These are feelings I commonly hear people express.

“I hear you, Paul,” I replied, “but please consider that what you need most— certainly right now, and possibly in the weeks ahead— is to concentrate on getting the best nutrition you can, and both rest and exercise when you are able. People are more than their organ systems. Being comfortable and emotionally well within yourself is also important to your general health and to living longer. I believe that is why studies have shown that people who receive hospice care actually tend to live longer than people who don’t.”

In Paul’s situation it worked. With intensive supportive care he lived to attend and enjoy his daughter’s wedding and a few months more.

 

When I approached Alonzo Scarza about hospice care, I knew it would be a sensitive conversation. At seventy-two years of age, Alonzo had never slowed down. Now he had been diagnosed with esophageal cancer that had spread throughout the lining of his stomach. The surgeon who had tried— and failed— to remove the tumor told him that his stomach resembled a deflated leather football and was every bit as stiff.

Alonzo couldn’t eat. The surgeon had placed a feeding tube, which traversed his abdominal wall and could deliver nutrient solution directly into his jejunum. But Alonzo’s gut would not tolerate more than 300 or 400 calories a day, nowhere near enough to keep him alive in the long run.

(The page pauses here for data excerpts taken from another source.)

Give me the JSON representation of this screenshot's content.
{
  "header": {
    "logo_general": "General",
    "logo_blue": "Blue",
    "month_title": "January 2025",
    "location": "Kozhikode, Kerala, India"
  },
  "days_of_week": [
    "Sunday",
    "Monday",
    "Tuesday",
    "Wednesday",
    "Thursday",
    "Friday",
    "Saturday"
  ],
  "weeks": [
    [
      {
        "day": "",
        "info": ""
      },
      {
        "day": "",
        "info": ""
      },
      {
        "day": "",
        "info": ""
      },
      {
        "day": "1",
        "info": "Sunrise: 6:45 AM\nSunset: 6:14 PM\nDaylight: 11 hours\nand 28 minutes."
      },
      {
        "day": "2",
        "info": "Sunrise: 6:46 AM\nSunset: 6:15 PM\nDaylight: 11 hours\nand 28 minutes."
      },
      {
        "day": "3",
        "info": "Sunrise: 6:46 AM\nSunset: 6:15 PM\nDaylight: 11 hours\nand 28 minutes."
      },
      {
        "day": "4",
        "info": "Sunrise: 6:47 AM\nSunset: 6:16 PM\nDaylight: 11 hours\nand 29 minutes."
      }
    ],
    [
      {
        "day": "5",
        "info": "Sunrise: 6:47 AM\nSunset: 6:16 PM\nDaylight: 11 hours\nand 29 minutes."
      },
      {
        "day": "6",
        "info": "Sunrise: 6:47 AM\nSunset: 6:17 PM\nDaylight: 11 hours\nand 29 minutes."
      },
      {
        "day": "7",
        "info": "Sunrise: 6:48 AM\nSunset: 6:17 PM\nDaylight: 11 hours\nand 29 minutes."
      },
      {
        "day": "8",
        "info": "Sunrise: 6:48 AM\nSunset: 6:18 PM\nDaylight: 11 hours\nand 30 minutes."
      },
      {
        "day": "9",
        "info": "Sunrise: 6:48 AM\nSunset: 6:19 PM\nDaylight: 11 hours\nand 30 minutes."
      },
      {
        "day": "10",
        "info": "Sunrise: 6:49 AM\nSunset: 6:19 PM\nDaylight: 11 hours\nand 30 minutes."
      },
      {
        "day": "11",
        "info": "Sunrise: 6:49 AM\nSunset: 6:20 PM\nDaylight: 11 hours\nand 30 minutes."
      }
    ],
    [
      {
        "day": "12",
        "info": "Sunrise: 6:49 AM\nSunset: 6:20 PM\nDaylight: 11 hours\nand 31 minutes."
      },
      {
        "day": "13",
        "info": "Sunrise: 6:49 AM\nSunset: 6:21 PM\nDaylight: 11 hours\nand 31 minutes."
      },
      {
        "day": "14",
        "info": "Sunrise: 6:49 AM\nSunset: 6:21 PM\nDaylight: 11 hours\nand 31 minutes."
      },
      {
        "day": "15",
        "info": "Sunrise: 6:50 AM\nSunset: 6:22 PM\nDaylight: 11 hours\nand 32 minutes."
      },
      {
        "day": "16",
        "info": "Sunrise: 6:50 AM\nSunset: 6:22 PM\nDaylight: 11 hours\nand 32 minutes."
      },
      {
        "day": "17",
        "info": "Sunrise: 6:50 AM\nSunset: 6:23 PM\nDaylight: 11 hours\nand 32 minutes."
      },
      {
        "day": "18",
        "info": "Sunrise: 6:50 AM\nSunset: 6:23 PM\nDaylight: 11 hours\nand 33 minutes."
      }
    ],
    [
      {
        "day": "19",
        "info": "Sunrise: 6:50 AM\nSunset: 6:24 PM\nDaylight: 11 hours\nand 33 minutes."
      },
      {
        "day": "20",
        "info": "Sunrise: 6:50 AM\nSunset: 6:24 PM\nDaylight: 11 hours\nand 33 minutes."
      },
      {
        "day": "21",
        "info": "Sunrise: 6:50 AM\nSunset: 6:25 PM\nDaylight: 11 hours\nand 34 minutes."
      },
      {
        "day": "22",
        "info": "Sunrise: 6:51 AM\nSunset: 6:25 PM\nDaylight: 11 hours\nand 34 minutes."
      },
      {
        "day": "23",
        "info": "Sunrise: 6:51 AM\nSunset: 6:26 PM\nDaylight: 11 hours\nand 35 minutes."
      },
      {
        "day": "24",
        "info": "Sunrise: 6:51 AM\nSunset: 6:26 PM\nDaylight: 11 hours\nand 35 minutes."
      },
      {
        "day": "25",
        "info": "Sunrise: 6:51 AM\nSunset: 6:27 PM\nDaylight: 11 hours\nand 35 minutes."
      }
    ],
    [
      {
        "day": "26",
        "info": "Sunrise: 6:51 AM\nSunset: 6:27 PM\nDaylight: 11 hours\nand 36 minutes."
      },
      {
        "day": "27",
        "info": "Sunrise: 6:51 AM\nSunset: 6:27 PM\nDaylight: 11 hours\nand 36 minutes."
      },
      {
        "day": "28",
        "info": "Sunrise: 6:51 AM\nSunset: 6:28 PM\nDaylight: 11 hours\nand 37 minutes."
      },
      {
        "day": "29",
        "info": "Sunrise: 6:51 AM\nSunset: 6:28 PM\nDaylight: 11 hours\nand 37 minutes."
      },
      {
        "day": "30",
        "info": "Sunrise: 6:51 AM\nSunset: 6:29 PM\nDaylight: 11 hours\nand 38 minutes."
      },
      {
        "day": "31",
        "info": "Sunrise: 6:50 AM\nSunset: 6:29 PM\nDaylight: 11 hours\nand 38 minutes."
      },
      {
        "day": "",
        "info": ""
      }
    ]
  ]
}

When I first met him, seven months earlier, Alonzo was still stocky and built like a football player. I wasn’t surprised when he told me that he’d been a star defensive lineman in high school. There were half a dozen photos of Alonzo taped to his hospital room wall, usually grinning, with his arm around one of his kids or wife or sister. Except for a midlife belly, he had retained his muscular frame through his adult years. Now, like his shriveled stomach, he appeared deflated. His usually smooth dark skin had a ruddy purplish hue and cobbled texture of a rash caused by one of the chemotherapy medications. It took a conscious effort for him to turn himself in bed and he needed help transferring to the commode or recliner in his hospital room.

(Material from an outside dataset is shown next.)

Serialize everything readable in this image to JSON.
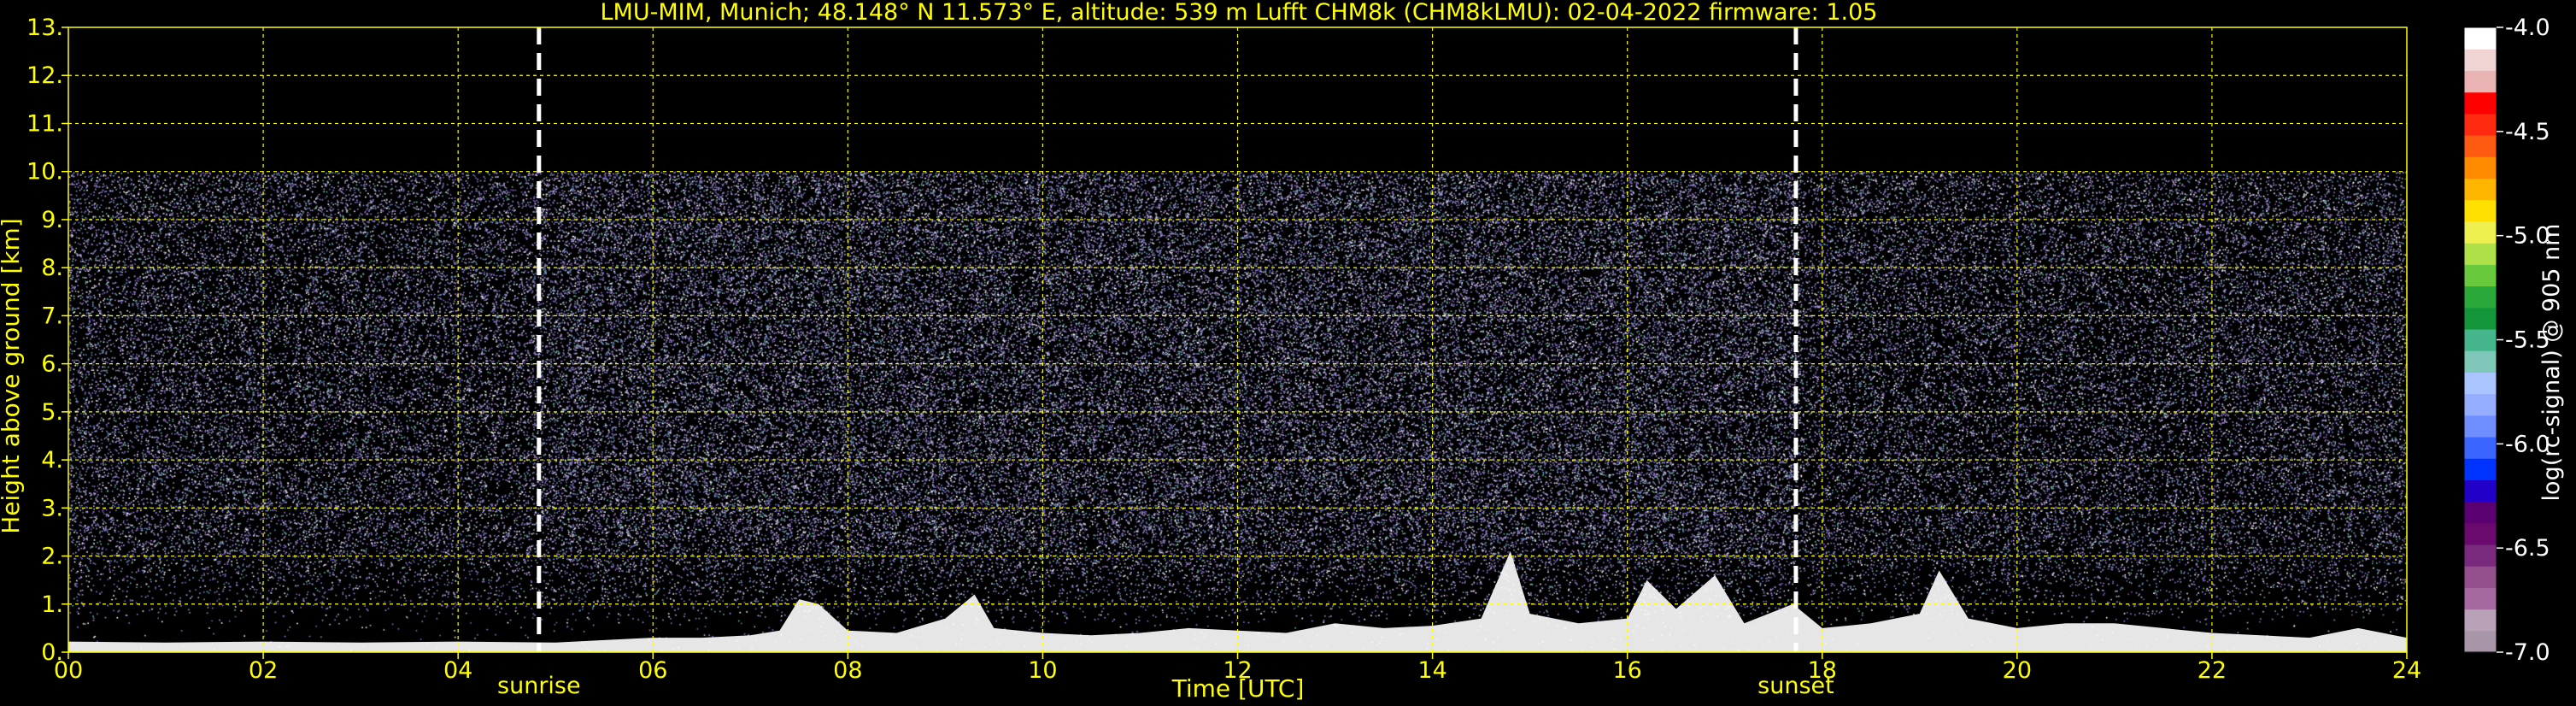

Our team had met Alonzo during previous hospitalizations. He was almost always animated. Alonzo was proudly Italian-American, but he frequently reminded me of Anthony Quinn in the film Zorba the Greek. Loud, exuberant, arms open. This was his third time in the hospital in the past two months and his fifth time since February. This time it was for a “port infection.” The reusable injection site implanted under his skin for administering chemotherapy and other medications had become colonized with MRSA, a Staphylococcus aureus bacteria that is resistant to nearly all antibiotics. Having MRSA bacteria in his bloodstream was acutely life-threatening. But in Alonzo’s case, the MRSA infection was already under control and on the way to being cured. Treating it had required removing the port and long intravenous catheter to which it was connected, and two weeks of antibiotics through new IVs in his forearms or wrists that were replaced every few days. Things had gone well and he was due to be discharged in just a couple of days. I expected him to be upbeat and talkative, but his mood was unusually dark. Alonzo was frustrated, he said, because Dr. King, his primary oncologist, had stopped by his hospital room and explained, yet again, that he could not have more chemotherapy.

He had been diagnosed with cancer in early fall, little more than half a year ago, but said, “It seems like another lifetime,” adding with his arm raised for emphasis, “before the worst fxxking winter of my life.”

When he was diagnosed, even though his cancer appeared to be confined to the juncture of his esophagus and stomach, the odds were long against his cancer being cured. Still, aggressive treatments seemed worth a try. During the discussion at Gastro-Intestinal Tumor Board, the hope was that chemotherapy might shrink the tumor enough for an oncologic surgeon to take out his lower esophagus and most of his stomach and fashion a small pouch to function as a neo-stomach. If all went well, he would be able to eat nearly normally (small frequent meals) within six months to a year. Unfortunately, instead of things going well, his first round of chemotherapy was a nightmare. He had terrible mucositis— the lining of his mouth and throat became inflamed and then raw, as if they had been burned and the skin sloughed off— and the chemotherapy caused his blood counts to plummet. After eleven days in the hospital he had recovered enough to go home. A week later he was readmitted with swollen legs, readily diagnosed by ultrasound as clots in the veins of both his legs and his pelvis. Adding insult to injury, an allergic reaction to heparin, the medication he was given to dissolve the clots and prevent new ones, caused his platelet counts to fall even further than they had from the recent chemotherapy. This put him at high risk of bleeding. Thankfully, a different blood-thinning medication worked well. His platelet count rose and, once again, he was well enough to go home.

Two weeks later, he restarted chemotherapy. At least twice a month, one of the nurse practitioners from our team, Betty Priest or Helen Walek, had an appointment with Alonzo on a day he came for cancer treatments. At least twice during the past four months, they had gently raised the topic of hospice care with Mr. Scarza. But to Alonzo, hospice meant giving up. He was having no part of it.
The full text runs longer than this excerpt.